As channels proliferate and specialist agencies grow in number, a decentralised marketing team needs to engage enterprise-wide agency partnerships in as many disciplines as possible – or else deal with an agency roster that can quickly exceed 70 or 80 agencies on even a moderate spend.
Many communications disciplines are not brand-specific or unique to a business unit, and are all the more effective for being implemented across the entire spend of the organisation. Economies of scale wherever possible lead to deeper-thinking, better-funded, more committed agency partners.
Again, when you do it all the time, developing a tailored roster model is not a daunting task. Unpicking an over-sized roster, ensuring the right skills and history are retained, and realising the scale advantages where they are possible can be completed in around eight to ten weeks.
Simplifying the marketing cost structure.
Going back and forth with budgets, scopes, estimates and overspends is one of the great bores of marketer-agency life. In a decentralised marketing structure, where the right hand knows far less of what the left hand is up to, there is even greater scope for misunderstanding, overcharging, undercutting, over-running and underpayment. And stakeholders focus on this stuff relentlessly.
Moving from an input-based cost model (where the cost of an initiative is determined by the head hours and resource employed to create and execute it) to an output-based model (where cost is determined by the business benefit of the initiative) can be one of the most liberating changes a decentralised marketing organisation can make.
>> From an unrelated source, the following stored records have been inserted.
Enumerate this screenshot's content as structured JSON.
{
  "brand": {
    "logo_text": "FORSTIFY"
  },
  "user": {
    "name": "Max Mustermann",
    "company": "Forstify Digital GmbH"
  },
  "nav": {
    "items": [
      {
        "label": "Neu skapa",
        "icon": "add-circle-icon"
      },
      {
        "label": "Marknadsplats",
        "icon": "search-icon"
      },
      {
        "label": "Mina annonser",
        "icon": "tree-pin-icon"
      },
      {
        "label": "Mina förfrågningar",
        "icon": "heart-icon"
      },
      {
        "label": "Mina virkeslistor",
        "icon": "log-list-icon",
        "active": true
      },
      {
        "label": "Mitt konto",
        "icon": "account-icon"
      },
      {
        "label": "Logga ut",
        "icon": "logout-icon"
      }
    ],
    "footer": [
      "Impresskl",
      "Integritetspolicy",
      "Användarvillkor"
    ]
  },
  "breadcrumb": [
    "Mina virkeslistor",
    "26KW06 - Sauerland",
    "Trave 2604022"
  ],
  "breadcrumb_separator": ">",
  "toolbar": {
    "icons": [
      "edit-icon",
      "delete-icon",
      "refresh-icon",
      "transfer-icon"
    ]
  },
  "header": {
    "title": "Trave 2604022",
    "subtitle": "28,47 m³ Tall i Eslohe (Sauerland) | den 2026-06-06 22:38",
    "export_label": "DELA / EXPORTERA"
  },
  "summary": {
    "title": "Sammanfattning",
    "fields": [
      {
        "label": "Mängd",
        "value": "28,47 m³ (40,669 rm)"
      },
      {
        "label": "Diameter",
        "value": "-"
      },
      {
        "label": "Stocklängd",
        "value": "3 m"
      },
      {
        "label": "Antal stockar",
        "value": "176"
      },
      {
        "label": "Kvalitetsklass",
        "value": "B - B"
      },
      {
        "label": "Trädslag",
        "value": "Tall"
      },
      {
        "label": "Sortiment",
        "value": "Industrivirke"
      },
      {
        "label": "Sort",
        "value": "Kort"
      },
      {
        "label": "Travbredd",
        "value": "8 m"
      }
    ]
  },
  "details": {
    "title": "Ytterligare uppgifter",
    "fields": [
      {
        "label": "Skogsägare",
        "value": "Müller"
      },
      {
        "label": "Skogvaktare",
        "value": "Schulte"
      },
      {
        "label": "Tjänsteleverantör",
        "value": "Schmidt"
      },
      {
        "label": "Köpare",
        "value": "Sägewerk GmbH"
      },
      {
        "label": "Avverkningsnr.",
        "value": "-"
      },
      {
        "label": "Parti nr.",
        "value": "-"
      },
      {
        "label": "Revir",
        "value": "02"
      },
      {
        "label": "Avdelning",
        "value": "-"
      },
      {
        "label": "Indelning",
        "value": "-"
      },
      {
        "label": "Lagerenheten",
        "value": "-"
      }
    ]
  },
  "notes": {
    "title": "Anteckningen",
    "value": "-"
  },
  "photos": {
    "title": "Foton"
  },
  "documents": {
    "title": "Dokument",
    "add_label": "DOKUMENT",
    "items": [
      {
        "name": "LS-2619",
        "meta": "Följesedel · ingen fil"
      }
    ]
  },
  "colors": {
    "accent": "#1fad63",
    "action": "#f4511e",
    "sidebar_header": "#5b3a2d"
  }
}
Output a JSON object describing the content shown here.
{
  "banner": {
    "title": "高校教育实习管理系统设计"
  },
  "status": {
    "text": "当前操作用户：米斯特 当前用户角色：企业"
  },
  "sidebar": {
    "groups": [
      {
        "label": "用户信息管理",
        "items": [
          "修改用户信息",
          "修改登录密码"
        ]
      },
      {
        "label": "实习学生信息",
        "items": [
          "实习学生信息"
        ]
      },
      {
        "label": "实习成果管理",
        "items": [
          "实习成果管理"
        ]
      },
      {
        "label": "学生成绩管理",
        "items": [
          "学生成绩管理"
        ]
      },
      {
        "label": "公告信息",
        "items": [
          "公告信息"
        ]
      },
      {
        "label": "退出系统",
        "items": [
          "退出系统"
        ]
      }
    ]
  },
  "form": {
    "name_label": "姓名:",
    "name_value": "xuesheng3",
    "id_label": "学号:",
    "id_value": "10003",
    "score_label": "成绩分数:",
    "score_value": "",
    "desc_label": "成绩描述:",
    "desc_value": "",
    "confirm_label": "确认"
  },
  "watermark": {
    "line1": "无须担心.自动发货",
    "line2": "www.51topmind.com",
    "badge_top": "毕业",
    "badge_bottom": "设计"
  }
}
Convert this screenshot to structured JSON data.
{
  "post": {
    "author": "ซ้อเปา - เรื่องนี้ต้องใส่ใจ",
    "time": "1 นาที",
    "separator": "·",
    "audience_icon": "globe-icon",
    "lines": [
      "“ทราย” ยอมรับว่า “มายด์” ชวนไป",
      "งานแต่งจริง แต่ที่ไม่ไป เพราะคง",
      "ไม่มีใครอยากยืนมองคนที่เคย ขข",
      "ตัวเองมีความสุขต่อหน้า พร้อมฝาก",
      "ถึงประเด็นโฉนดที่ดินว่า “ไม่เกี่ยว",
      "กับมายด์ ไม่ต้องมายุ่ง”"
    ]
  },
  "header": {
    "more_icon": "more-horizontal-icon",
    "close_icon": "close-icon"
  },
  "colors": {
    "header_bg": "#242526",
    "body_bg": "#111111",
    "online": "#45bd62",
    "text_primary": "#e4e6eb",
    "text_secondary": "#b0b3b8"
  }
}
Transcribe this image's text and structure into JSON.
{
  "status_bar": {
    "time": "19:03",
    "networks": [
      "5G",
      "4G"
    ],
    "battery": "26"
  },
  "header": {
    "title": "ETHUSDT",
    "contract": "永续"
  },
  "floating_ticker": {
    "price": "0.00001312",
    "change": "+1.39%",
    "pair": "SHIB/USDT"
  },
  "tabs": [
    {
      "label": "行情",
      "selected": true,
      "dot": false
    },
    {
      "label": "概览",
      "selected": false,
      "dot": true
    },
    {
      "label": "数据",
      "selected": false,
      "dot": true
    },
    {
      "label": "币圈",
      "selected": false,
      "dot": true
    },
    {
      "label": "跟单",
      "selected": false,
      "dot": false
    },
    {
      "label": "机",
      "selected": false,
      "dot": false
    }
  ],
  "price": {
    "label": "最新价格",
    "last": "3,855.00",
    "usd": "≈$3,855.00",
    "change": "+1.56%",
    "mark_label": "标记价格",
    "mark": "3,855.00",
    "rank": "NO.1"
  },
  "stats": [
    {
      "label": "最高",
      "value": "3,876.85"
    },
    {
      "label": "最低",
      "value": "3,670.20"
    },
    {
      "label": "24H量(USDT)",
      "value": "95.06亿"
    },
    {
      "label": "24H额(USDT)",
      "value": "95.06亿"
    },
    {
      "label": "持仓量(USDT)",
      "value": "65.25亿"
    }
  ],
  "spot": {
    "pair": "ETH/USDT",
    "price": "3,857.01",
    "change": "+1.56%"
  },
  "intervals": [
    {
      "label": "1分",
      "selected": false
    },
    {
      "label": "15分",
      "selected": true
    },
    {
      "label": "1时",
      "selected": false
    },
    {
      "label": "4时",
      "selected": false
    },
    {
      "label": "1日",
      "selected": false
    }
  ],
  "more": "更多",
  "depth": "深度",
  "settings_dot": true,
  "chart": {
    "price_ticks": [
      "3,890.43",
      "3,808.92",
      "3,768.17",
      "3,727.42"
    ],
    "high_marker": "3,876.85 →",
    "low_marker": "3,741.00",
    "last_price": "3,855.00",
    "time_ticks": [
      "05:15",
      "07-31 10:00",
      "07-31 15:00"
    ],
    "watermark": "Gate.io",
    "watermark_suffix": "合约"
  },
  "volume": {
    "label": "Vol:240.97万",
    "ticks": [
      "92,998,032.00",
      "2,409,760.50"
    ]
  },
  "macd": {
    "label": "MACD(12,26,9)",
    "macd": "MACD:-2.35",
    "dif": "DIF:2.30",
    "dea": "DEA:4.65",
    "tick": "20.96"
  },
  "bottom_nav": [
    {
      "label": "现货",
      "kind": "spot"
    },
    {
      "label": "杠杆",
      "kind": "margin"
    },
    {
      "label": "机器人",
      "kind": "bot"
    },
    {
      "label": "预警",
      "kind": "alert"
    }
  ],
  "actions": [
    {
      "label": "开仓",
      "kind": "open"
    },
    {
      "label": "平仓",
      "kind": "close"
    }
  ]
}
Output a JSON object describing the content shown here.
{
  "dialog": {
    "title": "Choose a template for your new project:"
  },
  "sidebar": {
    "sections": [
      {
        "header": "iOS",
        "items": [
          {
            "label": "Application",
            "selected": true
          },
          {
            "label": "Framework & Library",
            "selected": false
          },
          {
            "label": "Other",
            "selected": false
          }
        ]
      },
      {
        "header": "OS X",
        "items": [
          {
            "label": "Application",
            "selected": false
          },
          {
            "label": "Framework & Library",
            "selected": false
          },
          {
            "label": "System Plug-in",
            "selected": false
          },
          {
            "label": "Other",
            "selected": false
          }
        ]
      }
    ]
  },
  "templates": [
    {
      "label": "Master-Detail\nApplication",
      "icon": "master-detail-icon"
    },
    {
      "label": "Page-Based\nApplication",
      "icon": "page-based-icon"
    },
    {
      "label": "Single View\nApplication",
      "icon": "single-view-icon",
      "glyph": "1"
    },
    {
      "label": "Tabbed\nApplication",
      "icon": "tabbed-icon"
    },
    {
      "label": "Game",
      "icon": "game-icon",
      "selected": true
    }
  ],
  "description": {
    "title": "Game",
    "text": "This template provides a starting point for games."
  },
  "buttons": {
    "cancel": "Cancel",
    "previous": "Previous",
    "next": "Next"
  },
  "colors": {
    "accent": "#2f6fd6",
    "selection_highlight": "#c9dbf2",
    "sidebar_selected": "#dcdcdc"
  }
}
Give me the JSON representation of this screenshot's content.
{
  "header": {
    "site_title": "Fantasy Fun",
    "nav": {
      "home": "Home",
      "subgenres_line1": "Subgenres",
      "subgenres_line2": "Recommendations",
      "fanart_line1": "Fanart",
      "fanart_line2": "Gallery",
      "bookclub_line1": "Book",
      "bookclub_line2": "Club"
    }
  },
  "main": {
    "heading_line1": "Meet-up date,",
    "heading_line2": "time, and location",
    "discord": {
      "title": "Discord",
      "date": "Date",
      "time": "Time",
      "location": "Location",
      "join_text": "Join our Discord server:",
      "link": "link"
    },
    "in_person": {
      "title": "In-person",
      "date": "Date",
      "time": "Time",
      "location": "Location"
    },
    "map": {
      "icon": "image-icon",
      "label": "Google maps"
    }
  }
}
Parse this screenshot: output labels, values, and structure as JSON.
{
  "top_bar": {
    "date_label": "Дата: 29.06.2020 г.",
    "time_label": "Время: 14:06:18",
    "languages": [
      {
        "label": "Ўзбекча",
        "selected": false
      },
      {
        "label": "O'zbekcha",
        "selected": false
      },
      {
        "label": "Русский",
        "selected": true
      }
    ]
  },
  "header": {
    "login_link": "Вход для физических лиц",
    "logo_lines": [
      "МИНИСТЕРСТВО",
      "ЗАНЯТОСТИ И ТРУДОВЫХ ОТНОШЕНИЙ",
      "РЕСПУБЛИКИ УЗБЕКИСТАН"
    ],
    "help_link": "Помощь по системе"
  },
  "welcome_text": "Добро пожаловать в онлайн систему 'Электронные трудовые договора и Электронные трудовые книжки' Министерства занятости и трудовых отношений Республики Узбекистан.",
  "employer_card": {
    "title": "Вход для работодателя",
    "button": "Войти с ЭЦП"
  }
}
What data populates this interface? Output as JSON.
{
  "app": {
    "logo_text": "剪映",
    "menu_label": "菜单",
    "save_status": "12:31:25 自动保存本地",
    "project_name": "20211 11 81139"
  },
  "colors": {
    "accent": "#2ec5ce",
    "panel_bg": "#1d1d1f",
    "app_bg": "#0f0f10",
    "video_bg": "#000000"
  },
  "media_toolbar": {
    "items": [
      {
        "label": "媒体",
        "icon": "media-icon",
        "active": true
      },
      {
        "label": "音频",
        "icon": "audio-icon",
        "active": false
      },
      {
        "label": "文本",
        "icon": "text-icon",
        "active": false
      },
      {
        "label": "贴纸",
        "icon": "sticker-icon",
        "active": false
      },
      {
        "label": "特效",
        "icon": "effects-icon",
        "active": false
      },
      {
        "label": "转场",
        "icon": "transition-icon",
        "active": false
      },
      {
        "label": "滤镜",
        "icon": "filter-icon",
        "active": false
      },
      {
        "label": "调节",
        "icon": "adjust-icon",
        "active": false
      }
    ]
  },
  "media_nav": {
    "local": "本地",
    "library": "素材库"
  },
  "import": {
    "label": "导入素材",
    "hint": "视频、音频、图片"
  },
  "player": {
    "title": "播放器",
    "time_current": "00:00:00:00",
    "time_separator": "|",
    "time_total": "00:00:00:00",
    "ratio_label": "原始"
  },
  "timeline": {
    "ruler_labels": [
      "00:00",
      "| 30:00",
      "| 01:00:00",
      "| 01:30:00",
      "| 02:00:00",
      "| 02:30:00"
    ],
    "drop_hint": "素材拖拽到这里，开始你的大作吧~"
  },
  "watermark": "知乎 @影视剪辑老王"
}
And it’s worth noting – it is liberating for both marketer and agency partner alike. Where we have introduced this model in Australia (it is commonplace in the US and increasingly normal in Europe), the result has been a far greater focus on effectiveness and ROI for the marketer, and a far more predictable revenue and profit picture for the agency.
It also doesn’t take long to do. We can normally complete the process within eight weeks, and often quicker than that if the data is readily available.
So there we have it – three ways in which a decentralised marketing organisation can deliver better work, and in relatively short order too.
Quick wins, if you like.
Because as we all know, when the grass seems greener on the other side of the fence, a quick bit of turf on your side can work wonders.